Nous arrivons donc à des situations où les avancées technologiques, après avoir atteint le seuil critique de la loi de Metcalfe, se transforment en avancées sociales, économiques ou politiques, parfois de force, ce qui explique aussi que les organisations soient d’une part en retard et d’autre part souvent en retrait par rapport aux avancées actuelles : il leur faut un temps d’adaptation qui demande un effort, sous peine sinon d’être complètement ringardisées sans parfois s’en rendre compte.
 
Prenons quelques exemples :
- Le commerce électronique a considérablement modifié l’économie (pas seulement au travers de l’explosion de la « bulle »), en prenant au dépourvu l’Etat, les institutions et les organisations.

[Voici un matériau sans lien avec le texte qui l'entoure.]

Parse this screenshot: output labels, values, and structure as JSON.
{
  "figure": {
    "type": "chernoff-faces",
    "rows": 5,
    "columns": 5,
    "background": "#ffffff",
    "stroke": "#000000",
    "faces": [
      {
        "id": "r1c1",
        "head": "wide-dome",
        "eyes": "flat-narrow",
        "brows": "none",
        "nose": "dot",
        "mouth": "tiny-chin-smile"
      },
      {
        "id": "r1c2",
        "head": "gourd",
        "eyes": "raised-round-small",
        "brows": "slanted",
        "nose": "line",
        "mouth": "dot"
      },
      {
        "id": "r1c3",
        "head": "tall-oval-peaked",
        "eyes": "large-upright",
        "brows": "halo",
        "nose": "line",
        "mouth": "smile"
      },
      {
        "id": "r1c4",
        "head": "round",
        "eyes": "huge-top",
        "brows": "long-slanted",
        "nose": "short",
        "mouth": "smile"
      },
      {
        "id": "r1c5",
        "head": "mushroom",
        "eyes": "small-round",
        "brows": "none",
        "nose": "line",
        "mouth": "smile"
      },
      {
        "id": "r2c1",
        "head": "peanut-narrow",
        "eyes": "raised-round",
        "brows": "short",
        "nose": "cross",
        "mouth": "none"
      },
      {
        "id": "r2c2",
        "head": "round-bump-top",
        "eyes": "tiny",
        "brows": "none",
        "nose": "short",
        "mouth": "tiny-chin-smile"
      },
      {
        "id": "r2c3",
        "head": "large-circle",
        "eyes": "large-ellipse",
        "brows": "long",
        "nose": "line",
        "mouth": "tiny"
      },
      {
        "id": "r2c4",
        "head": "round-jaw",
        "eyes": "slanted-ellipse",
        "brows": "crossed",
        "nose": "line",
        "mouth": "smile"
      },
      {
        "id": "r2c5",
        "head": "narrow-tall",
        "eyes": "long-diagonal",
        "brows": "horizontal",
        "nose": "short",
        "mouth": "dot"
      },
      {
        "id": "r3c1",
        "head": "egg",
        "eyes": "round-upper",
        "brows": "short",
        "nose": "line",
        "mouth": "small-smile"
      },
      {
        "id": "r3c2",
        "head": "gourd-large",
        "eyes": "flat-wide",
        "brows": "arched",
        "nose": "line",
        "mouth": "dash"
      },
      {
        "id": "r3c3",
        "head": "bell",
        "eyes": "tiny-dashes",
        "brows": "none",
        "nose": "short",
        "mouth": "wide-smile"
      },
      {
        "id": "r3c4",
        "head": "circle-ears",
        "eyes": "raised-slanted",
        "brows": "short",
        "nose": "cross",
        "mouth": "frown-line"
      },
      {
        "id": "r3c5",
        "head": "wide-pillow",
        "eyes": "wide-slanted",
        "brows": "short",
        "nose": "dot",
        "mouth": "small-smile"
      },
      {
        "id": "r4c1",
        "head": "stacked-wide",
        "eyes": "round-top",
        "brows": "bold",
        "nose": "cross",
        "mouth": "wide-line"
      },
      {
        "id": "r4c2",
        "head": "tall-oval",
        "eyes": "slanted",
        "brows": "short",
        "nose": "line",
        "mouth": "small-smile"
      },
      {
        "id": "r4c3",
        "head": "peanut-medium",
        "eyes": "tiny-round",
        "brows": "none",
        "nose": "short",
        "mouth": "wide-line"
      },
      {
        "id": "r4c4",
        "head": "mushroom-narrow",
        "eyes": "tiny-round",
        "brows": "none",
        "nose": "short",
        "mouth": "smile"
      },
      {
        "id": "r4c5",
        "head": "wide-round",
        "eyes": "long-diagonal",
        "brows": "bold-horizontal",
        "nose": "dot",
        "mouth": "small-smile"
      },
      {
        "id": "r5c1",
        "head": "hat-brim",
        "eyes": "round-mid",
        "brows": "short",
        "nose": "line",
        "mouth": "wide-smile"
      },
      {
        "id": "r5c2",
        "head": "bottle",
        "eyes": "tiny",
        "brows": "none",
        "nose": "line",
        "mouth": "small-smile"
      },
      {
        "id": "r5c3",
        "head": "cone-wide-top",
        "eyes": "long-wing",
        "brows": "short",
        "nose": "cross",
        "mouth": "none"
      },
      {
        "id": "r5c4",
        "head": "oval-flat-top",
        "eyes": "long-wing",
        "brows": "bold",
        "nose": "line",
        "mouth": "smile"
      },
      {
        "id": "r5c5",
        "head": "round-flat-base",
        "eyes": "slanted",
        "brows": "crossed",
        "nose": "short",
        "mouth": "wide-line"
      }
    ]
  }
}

Il a fallu cadrer juridiquement son utilisation d’un coté, mais il a surtout fallu que toutes les organisations commerciales apprennent (parfois à leurs dépends) à reconsidérer complètement leurs activités, ou leur chaîne de valeur, pour tenir compte de nouveaux entrants « virtuels » très agressifs sur les prix.
 
- si l’utilisation des blogs et des forums est encore peu courante en entreprise (à part certains pionniers sous haute surveillance), le monde politique s’en empare pour préparer la campagne présidentielle de 2007 ([4]). 
 
- La messagerie instantanée (Chat) est massivement utilisée à titre privé par les individus, particulièrement les plus jeunes. Si de nombreuses entreprises ont déployé des systèmes de messagerie instantanée en interne, plus nombreuses sont celles qui ne l’ont pas fait… officiellement. Ce qui n’empêche pas les Chats officieux de se déployer, parfois totalement ignorés (et donc incontrôlés) par les DSI.
 
Les freins managériaux
 
La conviction du management est un moteur ou un frein puissant : selon FILIPPONE (2005) « La vraie légitimité d'un projet intranet est donnée par la direction générale ; un taux de 100% d'utilisateurs satisfaits ne suffit pas à assurer la pérennité d'un intranet. Dans le cas où la direction générale est convaincue, l'adhésion d'une moitié des utilisateurs suffit à adopter l'outil » ([5]).
 
La société Knowings (2003), dans son enquête annuelle (« Vision des dirigeants en matière de KM »), révélait d’autres types de freins managériaux :
- La structure trop hiérarchique de l’entreprise, qui peut alors s’opposer à la mise en place de modes de communication transverses
- Le manque de formation et d’accompagnement, et son cortège de frustrations et freins à l’adoption
- La nécessité d’initier des changements de comportements importants : qui souhaite spontanément aider quelqu’un qu’il ne connaît pas dans l’entreprise, en lui donnant des connaissances accumulées pendant des années et qui font la valeur d’une personne ? Selon LEVAN (2002), une solution consiste à payer les contributions des collaborateurs sur les outils collaboratifs. Mais cette méthode peut être mal perçue dans certains pays, dont la France ([6]).
 
JOSSERAND & DE SAINT LEGER mentionnent des difficultés lorsque la création de communautés de pratiques se heurte à la volonté de l’entreprise de créer du concret directement utilisable. Le management ne laisse pas toujours la liberté aux membres de la communauté d’échanger de manière floue, non cadrée (ce qui pourtant peut donner lieu à l’Innovation). Certains managers peuvent ne pas accepter qu’une communauté ne produise pas du contenu directement visible (ie pas seulement au travers des projets de chacun) et valorisable. Ces managers peuvent associer une notion de pouvoir ou de carrière personnelle à la « performance » de la communauté, ce qui nuit à l’essence même de la communauté ([7]).
 
Le « lâcher prise » du management, nécessaire au développement de l’utilisation des outils collaboratif, est un changement de culture qui ne peut pas se faire simplement, sans accompagnement auprès de managers habitués et payés de longue date à tout garder sous contrôle.
 
Enfin, les objectifs des collaborateurs sont généralement exclusivement centrés sur l’individu et non sur la collectivité, ce qui lutte contre la logique de certaines solutions et de certains concepts. 
 

Les freins stratégiques
 
Même lorsque l’envie est là, le management est forcé de se poser certaines questions concernant :
 
- Les coûts d’achat (parfois très élevés chez certains fournisseurs) et d’implémentation des solutions collaboratives, en particulier dans des organisations de grandes tailles, fortement décentralisées.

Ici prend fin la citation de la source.